As vitaminas são classificadas, de acordo com sua estrutura química, em hidrossolúveis e lipossolúveis. Abaixo, um resumo sobre cada uma delas.
Vitaminas hidrossolúveis:
Tiamina (B1)
É encontrada em cereais, legumes, arroz, leveduras, carne suína.
Sua deficiência causa béri-béri, síndrome caracterizada por neuropatia periférica simétrica, e que pode estar associada acardiomiopatia, insuficiência cardíaca congestiva, edema periférico e taquicardia. Beri-beri também é descrita como uma das complicações da cirurgia bariátrica, se apresentando com polineuropatia, sensação de queimação, fraqueza e quedas.
Dose diária recomendada: 1.1 a 1.4mg/ dia.
Riboflavina (B2)
É encontrada em carnes, peixes, ovos, leite, vegetais verdes e leveduras.
A deficiência de riboflavina é comum mas pouco diagnosticada em virtude da inespecificidade dos sintomas: dor de garganta, hiperemia da mucosa faríngea, edema de mucosas, queilite, estomatite, glossite, dermatite seborréica, anemia normocítica e normocrômica. A deficiência isolada é rara, pois geralmente vem acompanhada da carência de outras vitaminas hidrossolúveis.
Dose diária recomendada: 1.3 a 1.6mg/dia.
Niacina (B3)
Amplamente encontrada em carnes e vegetais (leveduras, carnes, especialmente fígado, cereais, legumes, e sementes).
A deficiência de B3 causa a pelagra, que é uma dermatite pigmentada, fotossensível, tipicamente localizada em áreas expostas ao sol. Outros sintomas são diarréia, demência, insônia, ansiedade, desorientação e encefalopatia. Ainda é comum em países pobres, por carência alimentar. Em países desenvolvidos, é comum em pacientes etilistas, com anorexia nervosa, ou como complicação da cirurgia bariátrica. Outras situações em que ocorre deficiência de B3 são síndrome carcinóide e uso prolongado de isoniazida.
Dose diária recomendada: 14 a 18mg.
Ácido Pantotênico (B5)
Os alimentos mais ricos em B5 são gema de ovo, fígado, rim, brócolis e leite. Há concentrações substanciais em aves, carne vermelha, batatas e grãos. Também é produzido pelas bactérias do cólon.

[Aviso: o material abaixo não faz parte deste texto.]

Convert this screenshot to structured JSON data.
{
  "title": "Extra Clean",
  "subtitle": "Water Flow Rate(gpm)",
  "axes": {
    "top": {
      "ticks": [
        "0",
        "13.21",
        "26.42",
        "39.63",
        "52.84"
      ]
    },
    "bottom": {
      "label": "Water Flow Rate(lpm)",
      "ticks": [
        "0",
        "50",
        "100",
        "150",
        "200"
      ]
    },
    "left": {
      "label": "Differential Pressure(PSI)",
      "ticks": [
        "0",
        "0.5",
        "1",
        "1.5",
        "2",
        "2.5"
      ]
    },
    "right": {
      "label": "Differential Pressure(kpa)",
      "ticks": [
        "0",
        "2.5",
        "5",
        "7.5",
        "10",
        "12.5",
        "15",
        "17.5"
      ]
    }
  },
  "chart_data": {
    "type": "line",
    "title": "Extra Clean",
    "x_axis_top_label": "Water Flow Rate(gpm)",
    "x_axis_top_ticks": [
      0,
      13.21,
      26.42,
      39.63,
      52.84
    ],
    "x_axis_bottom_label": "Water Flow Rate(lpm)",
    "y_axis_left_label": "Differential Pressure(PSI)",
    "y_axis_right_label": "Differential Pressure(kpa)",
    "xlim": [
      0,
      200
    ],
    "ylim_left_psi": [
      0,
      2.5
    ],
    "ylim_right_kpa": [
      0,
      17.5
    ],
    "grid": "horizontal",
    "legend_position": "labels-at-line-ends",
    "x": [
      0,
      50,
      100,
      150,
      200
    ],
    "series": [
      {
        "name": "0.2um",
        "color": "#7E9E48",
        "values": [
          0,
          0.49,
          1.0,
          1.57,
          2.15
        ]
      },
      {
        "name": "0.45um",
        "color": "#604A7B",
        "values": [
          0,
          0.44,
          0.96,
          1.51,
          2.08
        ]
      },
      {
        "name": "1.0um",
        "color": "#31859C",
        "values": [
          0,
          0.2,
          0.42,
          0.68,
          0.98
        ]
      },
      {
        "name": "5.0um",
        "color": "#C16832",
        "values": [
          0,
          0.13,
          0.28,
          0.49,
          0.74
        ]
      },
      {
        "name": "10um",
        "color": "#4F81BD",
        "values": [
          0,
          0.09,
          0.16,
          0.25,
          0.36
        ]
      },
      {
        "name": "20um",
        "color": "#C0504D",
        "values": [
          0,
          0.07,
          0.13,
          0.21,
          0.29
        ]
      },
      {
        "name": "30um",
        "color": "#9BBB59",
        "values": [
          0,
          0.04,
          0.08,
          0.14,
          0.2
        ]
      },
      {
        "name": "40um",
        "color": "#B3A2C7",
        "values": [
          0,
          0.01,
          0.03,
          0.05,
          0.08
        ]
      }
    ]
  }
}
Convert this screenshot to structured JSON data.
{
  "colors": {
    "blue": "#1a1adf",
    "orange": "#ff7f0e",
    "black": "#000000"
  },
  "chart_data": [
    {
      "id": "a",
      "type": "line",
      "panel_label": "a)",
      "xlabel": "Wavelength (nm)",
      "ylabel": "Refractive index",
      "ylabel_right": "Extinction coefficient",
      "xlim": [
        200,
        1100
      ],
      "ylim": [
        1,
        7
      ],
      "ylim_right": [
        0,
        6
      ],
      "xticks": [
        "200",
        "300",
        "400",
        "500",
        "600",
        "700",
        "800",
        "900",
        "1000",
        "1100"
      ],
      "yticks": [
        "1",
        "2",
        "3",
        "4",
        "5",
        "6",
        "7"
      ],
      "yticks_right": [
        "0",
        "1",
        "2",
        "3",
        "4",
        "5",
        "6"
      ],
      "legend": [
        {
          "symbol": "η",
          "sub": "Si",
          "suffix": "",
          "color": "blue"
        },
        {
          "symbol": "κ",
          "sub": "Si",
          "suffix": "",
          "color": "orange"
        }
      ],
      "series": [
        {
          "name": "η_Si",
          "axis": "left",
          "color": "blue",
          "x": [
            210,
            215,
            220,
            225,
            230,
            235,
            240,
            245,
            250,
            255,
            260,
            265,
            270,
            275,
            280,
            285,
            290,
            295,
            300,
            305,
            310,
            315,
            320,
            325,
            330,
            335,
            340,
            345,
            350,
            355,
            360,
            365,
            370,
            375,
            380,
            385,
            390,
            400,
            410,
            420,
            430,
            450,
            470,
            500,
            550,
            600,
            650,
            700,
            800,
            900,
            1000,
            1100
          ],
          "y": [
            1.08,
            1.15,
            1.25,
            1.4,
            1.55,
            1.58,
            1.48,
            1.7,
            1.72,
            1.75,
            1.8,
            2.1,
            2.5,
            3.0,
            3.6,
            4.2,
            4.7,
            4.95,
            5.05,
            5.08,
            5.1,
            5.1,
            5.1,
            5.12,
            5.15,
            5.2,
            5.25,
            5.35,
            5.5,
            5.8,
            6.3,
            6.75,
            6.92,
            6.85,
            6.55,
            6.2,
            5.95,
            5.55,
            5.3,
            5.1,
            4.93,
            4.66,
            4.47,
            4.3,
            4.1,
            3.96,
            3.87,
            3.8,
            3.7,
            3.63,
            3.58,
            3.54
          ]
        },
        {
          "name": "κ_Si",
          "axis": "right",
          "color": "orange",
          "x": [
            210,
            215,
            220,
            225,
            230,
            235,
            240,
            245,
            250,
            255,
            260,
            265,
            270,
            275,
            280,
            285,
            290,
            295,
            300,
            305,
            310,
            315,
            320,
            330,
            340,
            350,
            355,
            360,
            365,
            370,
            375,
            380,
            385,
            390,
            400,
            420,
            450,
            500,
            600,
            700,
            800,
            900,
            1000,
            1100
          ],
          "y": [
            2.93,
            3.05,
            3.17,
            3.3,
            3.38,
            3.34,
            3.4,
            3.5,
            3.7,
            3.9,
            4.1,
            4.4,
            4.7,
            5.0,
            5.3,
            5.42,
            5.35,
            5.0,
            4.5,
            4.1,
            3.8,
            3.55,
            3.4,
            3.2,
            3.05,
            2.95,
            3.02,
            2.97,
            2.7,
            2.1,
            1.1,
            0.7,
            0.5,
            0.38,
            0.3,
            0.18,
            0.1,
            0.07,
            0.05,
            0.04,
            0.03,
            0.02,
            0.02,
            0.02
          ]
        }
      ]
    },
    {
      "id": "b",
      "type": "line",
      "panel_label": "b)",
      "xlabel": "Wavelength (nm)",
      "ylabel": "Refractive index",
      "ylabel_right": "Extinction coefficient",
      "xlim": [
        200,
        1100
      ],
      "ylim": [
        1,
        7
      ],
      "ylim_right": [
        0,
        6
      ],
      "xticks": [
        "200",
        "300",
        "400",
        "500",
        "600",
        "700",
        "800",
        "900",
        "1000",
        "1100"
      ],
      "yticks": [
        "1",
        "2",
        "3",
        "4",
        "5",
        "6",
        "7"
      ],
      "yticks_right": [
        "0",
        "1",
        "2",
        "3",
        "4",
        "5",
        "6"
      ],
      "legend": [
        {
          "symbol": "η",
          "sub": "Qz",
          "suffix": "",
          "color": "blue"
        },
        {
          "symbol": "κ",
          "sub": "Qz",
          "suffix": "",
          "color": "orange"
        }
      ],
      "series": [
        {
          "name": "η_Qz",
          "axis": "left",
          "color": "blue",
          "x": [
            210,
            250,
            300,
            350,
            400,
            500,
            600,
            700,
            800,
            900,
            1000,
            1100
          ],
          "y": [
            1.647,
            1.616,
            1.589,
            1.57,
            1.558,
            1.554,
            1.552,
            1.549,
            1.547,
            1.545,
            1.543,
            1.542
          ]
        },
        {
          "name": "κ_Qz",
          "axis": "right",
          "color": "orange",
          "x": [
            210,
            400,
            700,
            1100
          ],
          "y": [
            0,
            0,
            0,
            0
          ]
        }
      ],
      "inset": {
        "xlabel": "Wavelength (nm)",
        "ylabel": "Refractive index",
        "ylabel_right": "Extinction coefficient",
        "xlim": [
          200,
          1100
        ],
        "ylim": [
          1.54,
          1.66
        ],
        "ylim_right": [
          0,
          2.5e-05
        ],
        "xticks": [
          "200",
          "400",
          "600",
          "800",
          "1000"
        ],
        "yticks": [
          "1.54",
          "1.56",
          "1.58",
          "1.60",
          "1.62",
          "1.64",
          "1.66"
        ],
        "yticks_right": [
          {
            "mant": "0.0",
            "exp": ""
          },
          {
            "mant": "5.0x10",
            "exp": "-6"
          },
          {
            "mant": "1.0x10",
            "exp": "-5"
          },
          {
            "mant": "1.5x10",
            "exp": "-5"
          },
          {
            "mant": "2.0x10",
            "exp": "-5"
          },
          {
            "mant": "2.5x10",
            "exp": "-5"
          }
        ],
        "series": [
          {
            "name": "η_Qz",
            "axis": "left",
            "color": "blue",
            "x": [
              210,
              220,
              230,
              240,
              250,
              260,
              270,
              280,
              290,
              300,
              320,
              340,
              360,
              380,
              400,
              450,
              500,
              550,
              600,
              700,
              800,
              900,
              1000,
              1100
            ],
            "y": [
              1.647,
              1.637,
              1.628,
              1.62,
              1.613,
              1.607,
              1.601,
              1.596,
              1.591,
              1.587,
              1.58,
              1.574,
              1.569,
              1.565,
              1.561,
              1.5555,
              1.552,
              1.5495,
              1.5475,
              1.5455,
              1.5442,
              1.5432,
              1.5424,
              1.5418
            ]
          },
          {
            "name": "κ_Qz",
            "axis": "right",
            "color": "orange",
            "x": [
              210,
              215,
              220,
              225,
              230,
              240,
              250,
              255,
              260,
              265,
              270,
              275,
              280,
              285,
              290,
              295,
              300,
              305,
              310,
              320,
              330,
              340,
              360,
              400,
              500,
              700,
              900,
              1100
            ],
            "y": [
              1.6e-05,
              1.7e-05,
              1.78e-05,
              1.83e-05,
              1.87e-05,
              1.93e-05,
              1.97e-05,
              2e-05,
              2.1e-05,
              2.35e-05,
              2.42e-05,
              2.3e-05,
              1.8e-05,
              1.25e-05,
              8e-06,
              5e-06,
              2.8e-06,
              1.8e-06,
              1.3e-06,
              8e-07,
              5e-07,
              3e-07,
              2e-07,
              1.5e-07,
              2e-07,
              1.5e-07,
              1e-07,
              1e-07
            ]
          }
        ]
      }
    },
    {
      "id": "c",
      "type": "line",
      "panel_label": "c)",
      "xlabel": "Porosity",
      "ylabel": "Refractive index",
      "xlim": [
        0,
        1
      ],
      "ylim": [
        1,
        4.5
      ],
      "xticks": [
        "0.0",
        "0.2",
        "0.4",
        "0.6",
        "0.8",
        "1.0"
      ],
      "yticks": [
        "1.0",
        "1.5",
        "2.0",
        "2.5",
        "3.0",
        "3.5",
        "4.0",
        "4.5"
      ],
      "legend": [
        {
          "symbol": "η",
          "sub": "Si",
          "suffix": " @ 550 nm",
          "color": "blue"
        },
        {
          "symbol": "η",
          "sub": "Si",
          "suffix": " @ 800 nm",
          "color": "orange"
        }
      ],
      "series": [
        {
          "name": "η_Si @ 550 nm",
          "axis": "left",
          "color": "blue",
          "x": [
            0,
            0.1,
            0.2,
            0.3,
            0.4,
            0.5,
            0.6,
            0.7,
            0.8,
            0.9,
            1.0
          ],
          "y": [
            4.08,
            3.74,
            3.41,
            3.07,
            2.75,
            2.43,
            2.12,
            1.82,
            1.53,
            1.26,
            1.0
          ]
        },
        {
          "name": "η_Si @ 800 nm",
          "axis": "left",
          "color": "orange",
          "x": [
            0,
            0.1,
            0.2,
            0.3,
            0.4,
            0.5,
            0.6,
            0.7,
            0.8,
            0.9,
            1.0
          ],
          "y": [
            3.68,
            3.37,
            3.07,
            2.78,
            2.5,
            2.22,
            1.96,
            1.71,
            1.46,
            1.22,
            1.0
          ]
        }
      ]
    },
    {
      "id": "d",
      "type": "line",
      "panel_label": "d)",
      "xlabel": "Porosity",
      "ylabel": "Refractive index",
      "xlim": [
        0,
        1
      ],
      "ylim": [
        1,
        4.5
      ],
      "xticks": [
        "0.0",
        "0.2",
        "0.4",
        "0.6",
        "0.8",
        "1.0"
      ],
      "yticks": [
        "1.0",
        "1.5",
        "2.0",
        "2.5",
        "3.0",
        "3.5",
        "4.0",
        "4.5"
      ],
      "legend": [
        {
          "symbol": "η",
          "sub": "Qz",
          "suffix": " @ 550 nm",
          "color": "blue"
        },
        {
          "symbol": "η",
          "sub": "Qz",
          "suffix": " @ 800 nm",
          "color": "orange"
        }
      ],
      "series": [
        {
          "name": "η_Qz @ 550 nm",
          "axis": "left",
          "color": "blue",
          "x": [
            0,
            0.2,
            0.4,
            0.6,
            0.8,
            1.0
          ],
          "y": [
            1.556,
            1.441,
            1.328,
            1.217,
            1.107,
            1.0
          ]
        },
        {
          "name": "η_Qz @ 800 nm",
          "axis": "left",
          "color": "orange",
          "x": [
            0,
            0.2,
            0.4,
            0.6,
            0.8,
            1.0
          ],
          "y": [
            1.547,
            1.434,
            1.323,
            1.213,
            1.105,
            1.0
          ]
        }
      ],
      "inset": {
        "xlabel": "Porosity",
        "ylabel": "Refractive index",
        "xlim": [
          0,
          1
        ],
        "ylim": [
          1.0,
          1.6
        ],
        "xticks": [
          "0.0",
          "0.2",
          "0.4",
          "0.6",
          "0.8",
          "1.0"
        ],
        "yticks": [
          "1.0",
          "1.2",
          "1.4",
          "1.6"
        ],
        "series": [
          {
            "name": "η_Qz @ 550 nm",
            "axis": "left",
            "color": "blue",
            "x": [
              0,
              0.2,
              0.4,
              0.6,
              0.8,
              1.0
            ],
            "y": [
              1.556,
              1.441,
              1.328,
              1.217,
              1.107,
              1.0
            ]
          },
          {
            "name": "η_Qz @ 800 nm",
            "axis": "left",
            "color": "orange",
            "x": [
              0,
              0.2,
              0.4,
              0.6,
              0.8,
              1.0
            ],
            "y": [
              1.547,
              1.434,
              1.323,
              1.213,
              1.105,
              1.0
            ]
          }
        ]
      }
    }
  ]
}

A deficiência do ácido pantotênico é rara em humanos, a não ser em situações de fome extrema e guerra. As manifestações clínicas incluem parestesia distal e desestesia, chamada de “síndrome de queimor dos pés”.
Dose recomendada: 5 a 7mg/dia.
Piridoxina (B6)
Predominantemente encontrada em vegetais, carnes, grãos, castanhas.
Deficiência de B6 causa anemia, estomatite, glossite, queilose, irritabilidade, confusão mental e depressão. Na gestação e em algumas doenças como asma, diabetes, alcolismo, doença cardíaca, câncer de mama, linfoma de Hodgkin e anemia falciforme, ocorre depleção de B6. Pacientes em uso de isoniazida necessitam de suplementação de piridoxina(10mg/dia).
Pacientes com síndrome de Down, autismo, diabetes gestacional, síndrome do túnel do carpo, tensão pré-menstrual, depressão e neuropatia diabética, têm sido tratados com piridoxina, com resultados variáveis.
Dose diária recomendada: 1.3 a 2.0mg
Biotina
Fígado, gema de ovo, soja e levedura são as principais fontes. A biotina também é produzida por bactérias da flora intestinal.
Sua deficiência pode ser adquirida ou congênita. Se manifesta com sintomas inespecíficos: mialgia, confusão mental, disestesia, anorexia e naúseas.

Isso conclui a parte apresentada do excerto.